What is it like to be a transfer student at NJIT?
The question is raised as NJIT celebrates National Transfer
Student Week for the first time.
The event, observed nationally from Oct. 21—Oct. 25, aims to
celebrate transfer students and the administrative professionals who support
them on their journey through higher education.
Jasmine Howard, Transfer Coordinator at the Advising Success
Center, heard about the week-long celebration from another colleague, but it
was only after attending the National Institute for the Study of Transfer
Students conference this past February that she returned to NJIT, determined to
try it out.
“[After] going there and hearing them talk about it, I was
like, okay, I want NJIT to try it. You just have to start somewhere,” Howard
said, speaking of the event’s launch at NJIT. “If we just start it, try it,
then we can build upon it, so it’s something I was really passionate about.”
But how do transfer students feel about it?
Corey O’Brien, a fifth-year mechanical engineering transfer
from Brookdale Community College, said, “I don’t think it really addresses
academic success, or difficulty, in any meaningful way—at least based on the
event titles.”
Stephen Kurilla, a fifth-year chemistry major who
transferred from Ocean County College in Fall 2017, agrees. “It’s nice, but
what I needed two years ago was information, not a celebration.”
This week does not make up for the reality of being a
transfer student at NJIT, he says. “You have all the negatives of being new,
with all the negatives of being an upperclassman.”
“[It’s] nice and all, but it’s also a
too little too late situation,” O’Brien agrees. “I felt kind of on my own from
the start, and in ways I didn’t feel at Brookdale.”

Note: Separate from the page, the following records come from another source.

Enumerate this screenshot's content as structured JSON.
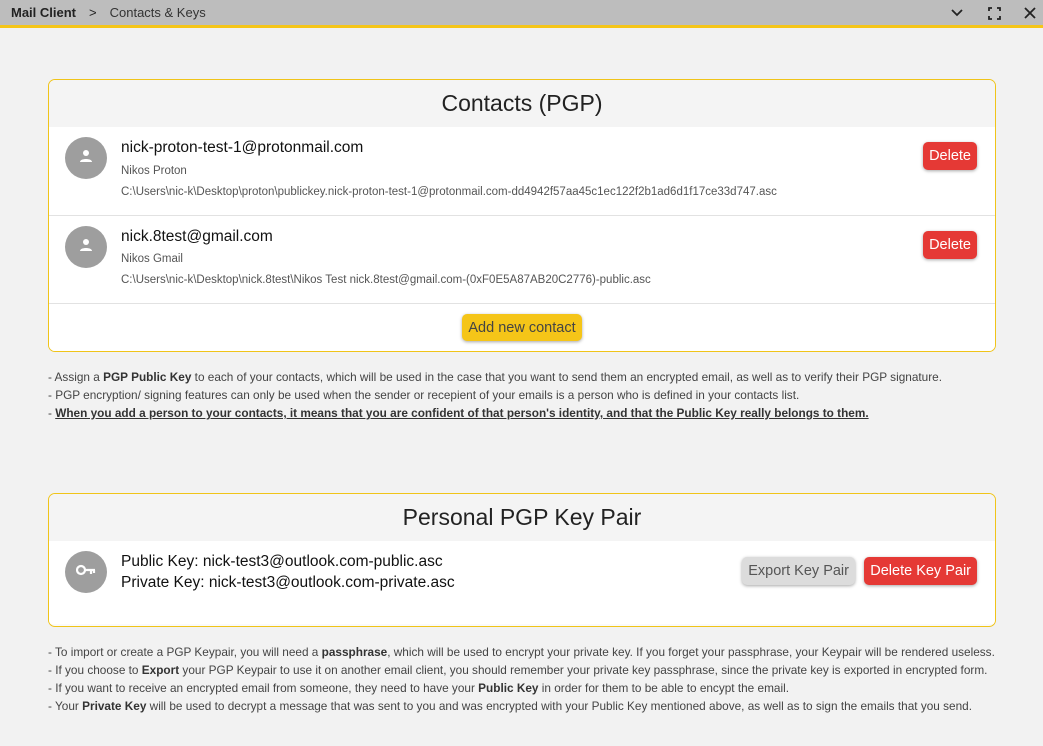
{
  "titlebar": {
    "app": "Mail Client",
    "separator": ">",
    "page": "Contacts & Keys",
    "icons": [
      "chevron-down-icon",
      "fullscreen-icon",
      "close-icon"
    ]
  },
  "contacts": {
    "title": "Contacts (PGP)",
    "items": [
      {
        "email": "nick-proton-test-1@protonmail.com",
        "name": "Nikos Proton",
        "path": "C:\\Users\\nic-k\\Desktop\\proton\\publickey.nick-proton-test-1@protonmail.com-dd4942f57aa45c1ec122f2b1ad6d1f17ce33d747.asc",
        "delete_label": "Delete"
      },
      {
        "email": "nick.8test@gmail.com",
        "name": "Nikos Gmail",
        "path": "C:\\Users\\nic-k\\Desktop\\nick.8test\\Nikos Test nick.8test@gmail.com-(0xF0E5A87AB20C2776)-public.asc",
        "delete_label": "Delete"
      }
    ],
    "add_label": "Add new contact"
  },
  "contact_notes": {
    "line1_pre": "- Assign a ",
    "line1_bold": "PGP Public Key",
    "line1_post": " to each of your contacts, which will be used in the case that you want to send them an encrypted email, as well as to verify their PGP signature.",
    "line2": "- PGP encryption/ signing features can only be used when the sender or recepient of your emails is a person who is defined in your contacts list.",
    "line3_pre": "- ",
    "line3_underlined": "When you add a person to your contacts, it means that you are confident of that person's identity, and that the Public Key really belongs to them."
  },
  "keypair": {
    "title": "Personal PGP Key Pair",
    "public_key": "Public Key: nick-test3@outlook.com-public.asc",
    "private_key": "Private Key: nick-test3@outlook.com-private.asc",
    "export_label": "Export Key Pair",
    "delete_label": "Delete Key Pair"
  },
  "keypair_notes": {
    "l1_pre": "- To import or create a PGP Keypair, you will need a ",
    "l1_bold": "passphrase",
    "l1_post": ", which will be used to encrypt your private key. If you forget your passphrase, your Keypair will be rendered useless.",
    "l2_pre": "- If you choose to ",
    "l2_bold": "Export",
    "l2_post": " your PGP Keypair to use it on another email client, you should remember your private key passphrase, since the private key is exported in encrypted form.",
    "l3_pre": "- If you want to receive an encrypted email from someone, they need to have your ",
    "l3_bold": "Public Key",
    "l3_post": " in order for them to be able to encypt the email.",
    "l4_pre": "- Your ",
    "l4_bold": "Private Key",
    "l4_post": " will be used to decrypt a message that was sent to you and was encrypted with your Public Key mentioned above, as well as to sign the emails that you send."
  },
  "colors": {
    "accent": "#f5c518",
    "danger": "#e53935",
    "titlebar": "#bdbdbd"
  }
}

Howard is aware of this disconnect and the need to do better. “I feel like there’s been such a focus on getting transfer students
registered for their first semester… [but] it’s not just getting registered for
that first semester, but how are we supporting students through the transfer
shock experience, through adjusting to what NJIT is like.… Transfer students
are also first year students so there should be more support.”
According to Howard, as of Fall 2019, there are “over 3,100
transfer students currently enrolled.” NJIT’s Office of Institutional
Effectiveness reported an enrollment of 8,532 undergraduate students in Fall
2018. That means transfer students currently account for approximately 36% of
the undergraduate population.
One-third is a significant fraction of the
population, but Kurilla says it doesn’t matter: “You’re basically just another number to
the administration.”
When
asked if he feels appreciated as a transfer student, O’Brien says, “I really do
not. It definitely feels like I wasn’t welcomed in the same way [as freshmen]. I
didn’t have this big orientation. I didn’t have these group activities. It’s
kinda like, alright, you’re on your own.”
But
this celebration is a step in the right direction. Kurilla says, “I guess this
week shows that NJIT at least knows they forgot about transfers.”